Les années 70 commençent par un bouleversement social et politique qui sera porté à travers l’écran, les personnages se diversifient, deviennent plus troubles et dénoncent ou agissent parfois au nom d’un système, d’une certaine idée de la politique et de la justice. Le juge Fayard dit le Shérif réalisé par Yves Boisset raconte l’histoire d’un juge d’instruction (Patrick Dewaere) convaincu qu’un ancien commissaire véreux bénéficie de protections haut placées, il décide alors de poursuivre son enquête tant bien que mal. Histoire similaire mettant en scène une femme dans un autre film d’Yves Boisset, La femme flic. C’est un virage important dans l’histoire des films policiers, le cinéma change avec la société et évolue enfin après une période creuse, les réalisateurs et acteurs fétiches se remplacent peu à peu, c’est une bouffée d’oxygène dans un genre vieillissant.

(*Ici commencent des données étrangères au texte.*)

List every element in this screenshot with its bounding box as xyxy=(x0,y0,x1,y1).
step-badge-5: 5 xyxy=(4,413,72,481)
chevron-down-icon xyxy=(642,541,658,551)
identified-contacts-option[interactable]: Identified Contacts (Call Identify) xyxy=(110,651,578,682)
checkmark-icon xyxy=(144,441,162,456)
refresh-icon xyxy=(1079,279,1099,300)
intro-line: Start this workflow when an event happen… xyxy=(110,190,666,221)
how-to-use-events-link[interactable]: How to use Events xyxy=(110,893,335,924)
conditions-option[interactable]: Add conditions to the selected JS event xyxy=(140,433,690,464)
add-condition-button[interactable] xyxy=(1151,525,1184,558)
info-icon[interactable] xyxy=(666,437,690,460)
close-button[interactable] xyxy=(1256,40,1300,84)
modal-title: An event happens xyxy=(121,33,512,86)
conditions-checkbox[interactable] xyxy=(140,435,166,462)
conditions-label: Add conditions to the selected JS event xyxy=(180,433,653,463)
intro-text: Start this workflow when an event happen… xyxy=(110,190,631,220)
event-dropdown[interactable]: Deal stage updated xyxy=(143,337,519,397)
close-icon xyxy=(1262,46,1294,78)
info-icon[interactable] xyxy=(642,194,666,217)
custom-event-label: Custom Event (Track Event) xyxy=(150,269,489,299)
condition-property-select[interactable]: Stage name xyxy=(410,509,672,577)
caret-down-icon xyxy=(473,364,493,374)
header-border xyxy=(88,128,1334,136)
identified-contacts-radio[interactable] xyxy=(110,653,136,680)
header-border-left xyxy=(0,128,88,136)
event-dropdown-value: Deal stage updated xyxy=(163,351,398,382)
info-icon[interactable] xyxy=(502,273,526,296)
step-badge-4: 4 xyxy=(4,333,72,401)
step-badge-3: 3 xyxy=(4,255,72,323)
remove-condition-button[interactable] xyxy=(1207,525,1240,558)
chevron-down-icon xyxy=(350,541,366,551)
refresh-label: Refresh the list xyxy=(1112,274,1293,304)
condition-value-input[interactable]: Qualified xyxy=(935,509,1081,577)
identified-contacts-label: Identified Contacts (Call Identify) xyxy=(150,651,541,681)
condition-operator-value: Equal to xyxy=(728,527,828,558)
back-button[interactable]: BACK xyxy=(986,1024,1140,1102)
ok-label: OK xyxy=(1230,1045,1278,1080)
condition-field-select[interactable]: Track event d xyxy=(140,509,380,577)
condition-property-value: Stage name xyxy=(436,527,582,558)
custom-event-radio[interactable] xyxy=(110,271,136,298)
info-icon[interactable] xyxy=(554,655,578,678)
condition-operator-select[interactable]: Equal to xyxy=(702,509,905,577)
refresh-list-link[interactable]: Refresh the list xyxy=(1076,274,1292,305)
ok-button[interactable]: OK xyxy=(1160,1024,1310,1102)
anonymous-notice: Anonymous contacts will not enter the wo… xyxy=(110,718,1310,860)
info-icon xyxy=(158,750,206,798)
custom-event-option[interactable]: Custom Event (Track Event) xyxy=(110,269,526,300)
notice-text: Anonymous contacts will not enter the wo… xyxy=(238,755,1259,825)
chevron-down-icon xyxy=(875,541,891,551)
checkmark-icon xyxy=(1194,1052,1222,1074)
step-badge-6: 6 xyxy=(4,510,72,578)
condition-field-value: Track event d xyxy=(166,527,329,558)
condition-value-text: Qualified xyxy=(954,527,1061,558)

Des années 80 à aujourd’hui

Les années 80 marquent le renouveau et le déclin du polar. La décennie engendre des films cultes, l’excellent Série Noire d’Alain Corneau, plus orienté vers le noir que vers le policier, l’absurde Buffet Froid de Bertrand Blier, Le Marginal de Jacques Deray mettant en scène un Belmondo vieillissant ou encore Police de Maurice Pialat. L’intrigue policière n’est plus au coeur du film, elle reste un élément fondateur autour duquel se brodent d’autres histoires – de l’amour, des drames, des dilemmes. Le polar résiste difficilement à l’essor de la télévision et ne convainc plus tellement malgré son renouvellement. Les salles de cinéma se vident, les bons films noirs se font rares.

buffet froid

Suite logique au déclin du cinéma policier, les années 90 marquent l’avènement de la série policière sur le petit écran. Le commissaire Maigret, l’inspecteur Derrick et tant d’autres Navarro, c’est un bond en arrière, le retour des flics paternalistes et moralisateurs, du regard braqué sur l’homme de loi parvenant toujours à élucider les pires affaires. Cette décennie enterre le film noir, Michel Audiard, Patrick Dewaere et Lino Ventura sont bel et bien morts, ils n’ont pas fait d’enfants, ça tombe mal et le genre ne se renouvellera pas.

Il y aura pourtant quelques tentatives, 36 Quai des Orfèvres réalisé par l’ex flic Olivier Marchal, Le deuxième souffle d’Alain Corneau, Une affaire privée de Guillaume Nicloux, mais le charme est rompu. Preuve ultime de la mort du cinéma policier, Samuel Benchettrit réalise J’ai toujours rêvé d’être un gangster en 2008, un film hommage en noir et blanc qui s’inspire des grands classiques mais signe définitivement leur épitaphe.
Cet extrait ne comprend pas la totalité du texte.